Dr. Thomas AhleringDr. Atreya DashDoctors from UC Irvine’s Department of Urology are taking issue with the revised prostate cancer screening guidelines issued this week by the U.S. Preventive Services Task Force, which calls for eliminating the PSA blood test as a screening tool for most men.

A rising level of PSA, or prostate-specific antigen, can be an indication of a tumor.

“The recommendation to discontinue screening in patients 75 or older may be reasonable but to recommend against screening altogether is, I believe, throwing the baby out with the bath water,” says Dr. Atreya Dash. “The test is imperfect – good sensitivity in detecting cancer but poor in predicting who has an aggressive tumor – but it may be appropriate for many patients in the context of their overall health.”

It’s still up to the doctor to describe the pros and cons with each patient, Dash says.

“The task force’s rationale is not that it’s a bad test,” Dash says. “But that the risks of treatment may outweigh the benefits.”

Dr. Tom Ahlering points out that some of the studies the task force reviewed in reaching its recommendation were flawed – similar to comparing apples to oranges.

Ahlering thinks that waiting until symptoms appear before seeking treatment would not be acceptable to most Americans.
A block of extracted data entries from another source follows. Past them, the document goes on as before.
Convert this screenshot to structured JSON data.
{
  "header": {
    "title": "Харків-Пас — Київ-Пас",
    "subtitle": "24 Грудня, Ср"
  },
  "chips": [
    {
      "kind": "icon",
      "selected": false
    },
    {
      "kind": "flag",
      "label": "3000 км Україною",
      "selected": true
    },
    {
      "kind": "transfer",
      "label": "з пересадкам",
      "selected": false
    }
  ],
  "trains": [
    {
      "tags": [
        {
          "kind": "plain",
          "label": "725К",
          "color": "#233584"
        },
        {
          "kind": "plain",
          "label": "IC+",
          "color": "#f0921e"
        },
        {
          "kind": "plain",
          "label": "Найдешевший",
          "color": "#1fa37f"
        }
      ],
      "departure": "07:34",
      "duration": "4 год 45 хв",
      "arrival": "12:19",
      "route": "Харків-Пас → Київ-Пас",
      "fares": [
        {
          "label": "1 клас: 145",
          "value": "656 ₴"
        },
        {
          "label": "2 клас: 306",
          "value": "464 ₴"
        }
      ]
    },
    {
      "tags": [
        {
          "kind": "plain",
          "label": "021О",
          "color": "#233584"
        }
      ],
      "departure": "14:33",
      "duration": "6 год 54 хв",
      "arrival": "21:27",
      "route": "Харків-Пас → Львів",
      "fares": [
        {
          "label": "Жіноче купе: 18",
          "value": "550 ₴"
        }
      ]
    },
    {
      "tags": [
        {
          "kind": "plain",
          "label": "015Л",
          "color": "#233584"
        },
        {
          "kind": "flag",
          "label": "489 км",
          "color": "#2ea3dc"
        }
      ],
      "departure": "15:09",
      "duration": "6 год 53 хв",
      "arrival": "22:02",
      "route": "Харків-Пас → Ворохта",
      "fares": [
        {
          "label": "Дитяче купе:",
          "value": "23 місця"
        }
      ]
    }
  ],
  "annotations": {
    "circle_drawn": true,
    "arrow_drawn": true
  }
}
“If the U.S. fully followed these guidelines and abandoned PSA testing, we would go back to 1988 – before PSA – when men presented with bone metastasis (40 percent of the time) or extensive urinary complaints (another 40 percent),” he says. “In 1990, annual prostate cancer deaths were about 43,000 and by 2010 that would have risen to 50,000 or 60,000 men.”

With PSA screening, deaths per year are now about 28,000, he says.

“There is no question that PSA has profoundly impacted the mortality from prostate cancer.  Is it a perfect test? No.  But rather then discarding it we need to continue to refine and better screen who will benefit from PSA tests and at what intervals,” Ahlering says. “We also need to work on methods of treating prostate cancer more efficiently with fewer side effects and in a financially sound fashion.”

About 16 percent of men will receive a prostate cancer diagnosis in their lifetimes, and 2.8 percent will die of it, according to the National Cancer Institute. Seventy percent of prostate cancer deaths occur in men over age 75.